Лидочка посмотрела вслед обиженно. Нужно было ее поблагодарить искреннее, сестричкой она была внимательной. Но Герман ничего не мог с собой поделать, все время представлялось, что она так же мило улыбалась раненым большевикам. Госпиталь наверняка был ими переполнен еще несколько дней назад, повсюду виднелись неистребимые следы пребывания «товарищей» – обрывки воззваний, пустые бутылки и обмусоленные окурки самокруток. Даже сквозь острый запах карболки пробивалась неистребимая вонь портянок и гноя, нестираных кальсон и жареных семечек. Непременный аромат «великой пролетарской всемирной», будь она проклята, революции. Герман сознавал, что и сам благоухает отнюдь не парфюмом, и от этого чувствовал себя ничуть не лучше.
На улице сияло июньское солнце. Галдели воробьи. С санитарной повозки сгружали охающего бородача-казака с простреленной ногой. От солнца и шума голова закружилась еще сильнее. Герман добрел до остова садовой скамьи и примостился на уцелевшей части. Большая часть сиденья была зверски выломана, надо думать, на дрова. Герман положил шинель, оперся о мягкое локтем и постарался ни о чем не думать. Под черепом пульсировала тупая боль. Стоило снять фуражку – стало чуть легче. Прапорщик осторожно потрогал забинтованный лоб. М-да, «кипит наш разум возмущенный» – в этом большевички совершенно правы.

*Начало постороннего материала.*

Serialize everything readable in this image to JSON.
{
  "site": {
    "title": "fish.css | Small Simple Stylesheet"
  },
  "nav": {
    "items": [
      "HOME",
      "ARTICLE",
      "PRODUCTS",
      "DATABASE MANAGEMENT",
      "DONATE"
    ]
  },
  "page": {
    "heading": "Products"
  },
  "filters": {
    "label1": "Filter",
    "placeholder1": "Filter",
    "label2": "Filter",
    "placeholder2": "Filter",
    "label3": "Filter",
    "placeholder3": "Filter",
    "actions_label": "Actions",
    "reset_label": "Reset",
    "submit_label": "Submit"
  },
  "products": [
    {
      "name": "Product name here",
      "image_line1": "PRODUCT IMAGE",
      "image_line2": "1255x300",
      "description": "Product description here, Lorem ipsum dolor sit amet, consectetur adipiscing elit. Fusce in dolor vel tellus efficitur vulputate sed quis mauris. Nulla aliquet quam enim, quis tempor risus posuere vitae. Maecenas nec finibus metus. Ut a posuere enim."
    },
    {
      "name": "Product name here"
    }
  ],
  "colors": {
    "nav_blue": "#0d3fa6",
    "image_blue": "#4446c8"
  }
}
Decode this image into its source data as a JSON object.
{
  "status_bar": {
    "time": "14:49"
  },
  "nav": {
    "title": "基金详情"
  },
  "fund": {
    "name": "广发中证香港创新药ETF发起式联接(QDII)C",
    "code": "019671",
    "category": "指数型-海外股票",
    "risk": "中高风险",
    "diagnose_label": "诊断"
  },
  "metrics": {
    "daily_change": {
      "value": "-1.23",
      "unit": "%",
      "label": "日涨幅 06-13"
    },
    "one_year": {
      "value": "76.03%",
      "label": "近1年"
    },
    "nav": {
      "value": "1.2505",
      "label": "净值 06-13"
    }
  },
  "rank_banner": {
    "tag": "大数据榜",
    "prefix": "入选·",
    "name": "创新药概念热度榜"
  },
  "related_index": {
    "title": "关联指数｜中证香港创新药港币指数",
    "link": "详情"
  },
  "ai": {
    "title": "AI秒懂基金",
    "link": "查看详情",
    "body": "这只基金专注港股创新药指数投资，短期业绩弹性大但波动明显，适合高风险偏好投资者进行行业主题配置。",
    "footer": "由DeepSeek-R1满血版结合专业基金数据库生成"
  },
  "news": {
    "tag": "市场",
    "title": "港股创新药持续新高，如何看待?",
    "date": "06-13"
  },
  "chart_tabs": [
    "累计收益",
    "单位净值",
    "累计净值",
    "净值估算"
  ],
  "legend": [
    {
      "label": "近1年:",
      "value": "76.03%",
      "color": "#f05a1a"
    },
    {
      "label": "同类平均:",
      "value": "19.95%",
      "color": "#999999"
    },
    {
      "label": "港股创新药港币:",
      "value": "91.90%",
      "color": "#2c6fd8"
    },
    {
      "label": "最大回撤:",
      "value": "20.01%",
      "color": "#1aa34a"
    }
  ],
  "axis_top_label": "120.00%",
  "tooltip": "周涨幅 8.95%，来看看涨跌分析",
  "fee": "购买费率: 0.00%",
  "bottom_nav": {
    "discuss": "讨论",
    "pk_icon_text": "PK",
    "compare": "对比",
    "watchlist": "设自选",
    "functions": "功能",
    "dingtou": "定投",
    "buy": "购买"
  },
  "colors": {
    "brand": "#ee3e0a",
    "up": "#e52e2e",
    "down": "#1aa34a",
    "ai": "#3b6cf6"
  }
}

Мимо протопали санитары, покосились. Герман постарался принять скучающий вид – признаваться в слабости абсолютно не хотелось. Вынул коробку папирос. Курить прапорщик не любил. Герман вообще мало что любил. Наоборот, в мире существовала уйма вещей, которые прапорщик тоскливо и упорно ненавидел. Например, шинели. Как свою, с добротно, но грубо заштопанной полой, с так и не пожелавшими окончательно отчиститься белилами на рукаве, так и вообще шинели, как примету грубой материальности мира. Первая шинель, которую Герман отчетливо помнил, была папина. Помнил ремни, шашку, новую пахучую кобуру и колкую шинель. Вокзал, полный громогласных людей, свистков, запахов угля и смазки. Папа сел в вагон, помахал перчатками из окна и больше никогда не вернулся. Где-то под Ляояном осталась могила, на которой никто никогда не побывает. Да и существовала ли у штабс-капитана Землякова-Голутвина отдельная могила? У выросшего Германа была возможность убедиться, как хоронит матушка-Россия своих павших героев – во рвах, канавах, братских могилах под безымянными крестами.